Sono molto legata a Modena e all’Emilia. Ho gestito il mio agriturismo a Maranello per 10 anni, dove accoglievo turisti da tutto il mondo, valorizzando le tradizioni locali della cultura contadina, dal cibo alle ricorrenze. Purtroppo, ho dovuto chiudere la mia azienda perché le mura non erano di mia proprietà e alla scadenza il contratto non è stato rinnovato, il casale è stato venduto e per me, anche se viaggiatrice, è stato davvero difficile dover lasciare la mia attività a Modena. Ho sempre viaggiato il mondo, ma più viaggio e più mi rendo conto di quanto sia meravigliosa la mia terra. Sicuramente in futuro tornerò in Emilia, sto cercando da tempo un casale dove ricreare un bel B&b in campagna.

 A proposito di Modena e turismo eco-sostenibile: esistono luoghi da visitare o esperienze particolari per chi, come te, sceglie il turismo eco-sostenibile?

Non sono i luoghi a rendere un viaggio o un’esperienza eco-sostenibile. È come si viaggia che fa la differenza.

Potrei consigliare tante attrazioni naturalistiche, in provincia di Modena ne abbiamo tante e davvero stupende, ma non basta andare in natura per fare turismo eco-sostenibile. Il mio consiglio è di scegliere strutture ed esperienze che sono impegnate nel ridurre il proprio impatto ambientale, come agriturismi biologici o ristoranti che offrono acqua depurata a Km zero, ma prima di tutto è importante cambiare le proprie abitudini, il primo passo è ridurre l’uso della plastica usa e getta e magari scegliere una borraccia invece che la bottiglia di plastica.

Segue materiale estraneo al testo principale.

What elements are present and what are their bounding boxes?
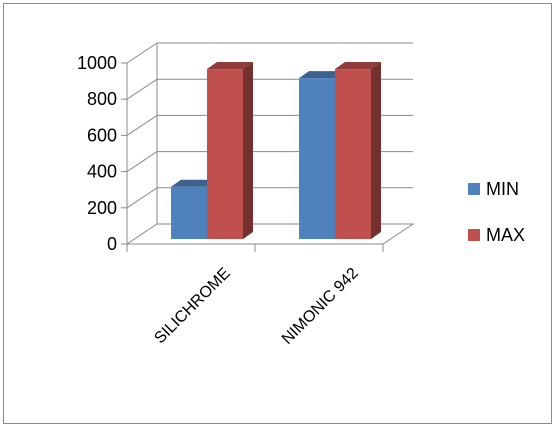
legend-swatch-min [468,183,480,195]
gridline-side-1000 [126,42,158,64]
y-tick-label: 1000 [77,53,117,73]
axes [121,62,384,252]
floor-plane [125,223,415,245]
y-tick-label: 400 [87,162,117,182]
legend-label-max: MAX [486,225,525,245]
y-tick-label: 800 [87,89,117,109]
gridline-side-200 [126,187,158,209]
bar-side [243,62,253,239]
legend: MIN MAX [468,179,525,245]
y-tick-label: 200 [87,198,117,218]
bar-top [335,62,381,70]
bar-front [299,78,335,239]
legend-label-min: MIN [486,179,519,199]
category-label: NIMONIC 942 [279,265,362,348]
bar-front [207,69,243,239]
bar-max-1 [335,62,381,239]
y-tick-label: 0 [107,234,117,254]
gridline-side-600 [126,114,158,136]
bar-front [335,69,371,239]
bar-top [207,62,253,70]
gridline-side-800 [126,78,158,100]
legend-swatch-max [468,229,480,241]
chart-walls [125,43,415,245]
gridline-side-400 [126,151,158,173]
bar-front [171,186,207,239]
bar-side [371,62,381,239]
bar-top [171,179,217,187]
chart-frame [3,3,552,424]
bar-top [299,71,345,79]
bars [171,62,381,239]
category-label: SILICHROME [151,265,233,347]
y-tick-labels: 0 200 400 600 800 1000 [77,53,117,254]
y-tick-label: 600 [87,125,117,145]
category-labels: SILICHROME NIMONIC 942 [151,265,362,348]
bar-max-0 [207,62,253,239]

 Come sarà viaggiare, secondo lei, nell’era “post Covid”?

Credo che ci sarà il boom dei viaggi all’estero. Dopo la lunga reclusione imposta dalla pandemia tutti vorranno viaggiare. È normale e comprensibile. Ma mi auguro che tutti inizino nuovamente a viaggiare in modo più consapevole, con maggiore rispetto verso l’ambiente.